Don’t forget that God is absolute sovereign of the universe. There is no war between God and Satan. Satan can do nothing without God permitting him through God’s permissive will or unleashing him in Satan’s blind fury against mankind through God’s directive will. Satan is the author of rebellion and his fate is fixed by his pride. He hates us. But he cannot act independently of God’s will or in opposition to God’s will.

 Note that Christians who were unrepentant could be turned over to Satan for the, “destruction of the flesh.” Christians are too quick to afford Satan more power than he has and to give themselves power over him which they do not possess.

God is sovereign and in absolute control of the universe, physical and spiritual. What He allows to happen for a reason we may not know disturbs us greatly, at times.

Isaiah 45:5 ¶  I am the LORD, and there is none else, there is no God beside me: I girded thee, though thou hast not known me: 6  That they may know from the rising of the sun, and from the west, that there is none beside me. I am the LORD, and there is none else. 7  I form the light, and create darkness: I make peace, and create evil: I the LORD do all these things.

Satan, when dealing with us, mixes truth, half-truth, and outright lies to deceive us. Here, in his argument, he uses many true premises to draw a false conclusion. Correlation is not causation. Just because Job has suffered and Eliphaz assumes that good people cannot suffer like Job has he draws the conclusion that Job has done great evil to deserve this and if he had been truly submissive to God and not sinned his life would have been hunky-dory and none of the bad things that befell him would have happened.

Eliphaz’s “Pollyanna” view of the life of God’s man or woman is common among American Christians who live in a country where they have been so blessed with abundance and social safety nets. Eliphaz represents the Christian who says to other Christians who might be suffering through no fault of their own that he knows something about their situation that it is impossible for him to know. And his self-righteous and mean-spirited pronouncement does more to harm than to heal.
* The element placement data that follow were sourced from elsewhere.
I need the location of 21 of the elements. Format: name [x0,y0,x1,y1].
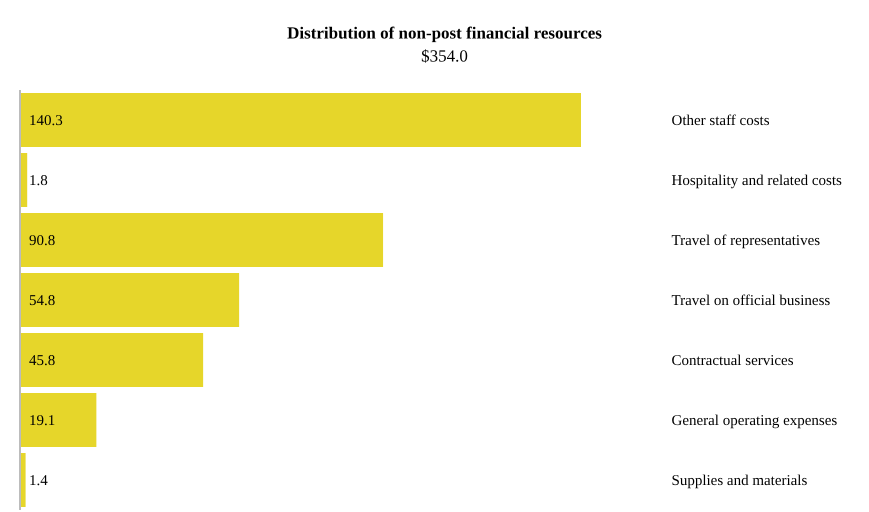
bar [20,333,204,387]
data-label: 140.3 [29,113,63,129]
data-label: 19.1 [29,413,56,429]
bar [20,393,96,447]
bar [20,273,240,327]
data-label: 90.8 [29,233,56,249]
chart-title: Distribution of non-post financial resources [287,23,602,42]
data-label: 45.8 [29,353,56,369]
y-tick-label: Travel on official business [672,293,830,309]
y-tick-label: Travel of representatives [672,233,820,249]
data-label: 1.8 [29,173,48,189]
data-label: 54.8 [29,293,56,309]
data-label: 1.4 [29,473,48,489]
y-tick-label: Hospitality and related costs [672,173,842,189]
bar [20,213,384,267]
y-tick-label: Contractual services [672,353,794,369]
chart-subtitle: $354.0 [421,46,468,66]
y-tick-label: Supplies and materials [672,473,808,489]
y-tick-label: Other staff costs [672,113,770,129]
bar [20,93,581,147]
y-tick-label: General operating expenses [672,413,838,429]
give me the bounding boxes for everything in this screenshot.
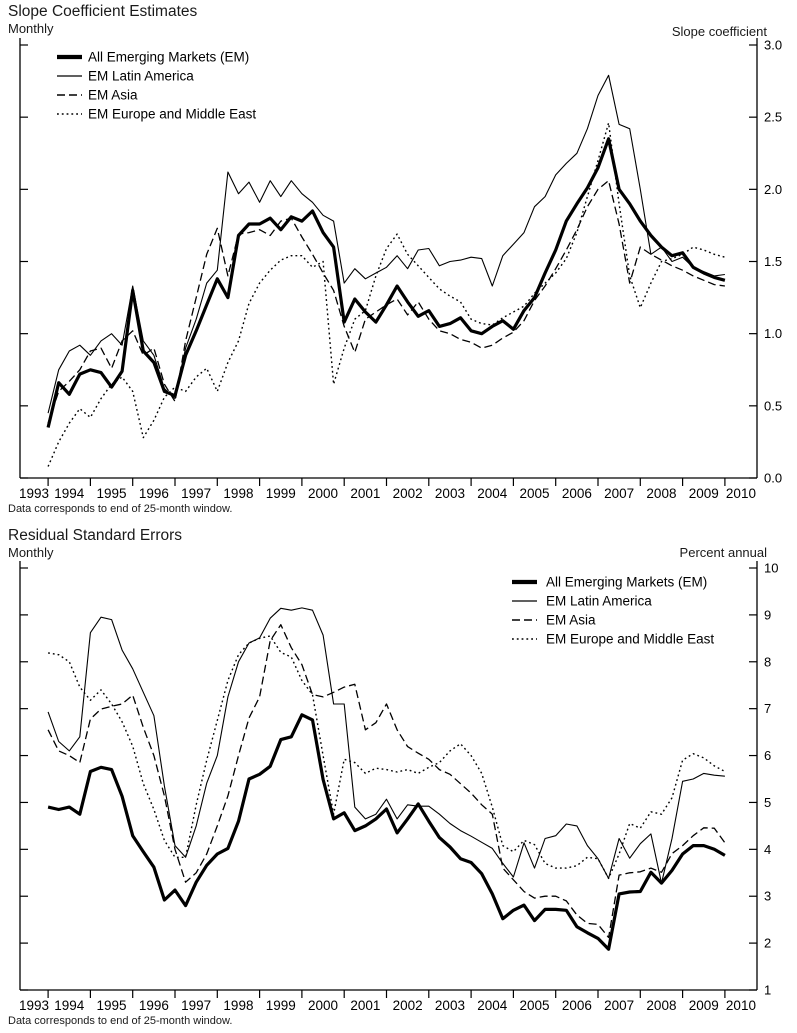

Eliphaz concludes through verse 27, and I am going to apply this to the Christian today, that if you, Christian, had done no wrong, then your life would have been a bed of roses and you would die very old surrounded by your many children and within the security of your prosperity because bad things don’t happen to good people. Have you ever heard that before? I have. Not being a good person and having had great calamity happen to me because of my sin I have the perspective of being shocked at seeing people who tried to do right and to live their lives in the right way get crushed by circumstance. Then, I have heard self-righteous, sanctimonious Christians imply that they must have done something really bad to deserve it, even if they don’t have the bad manners to say it to that suffering person.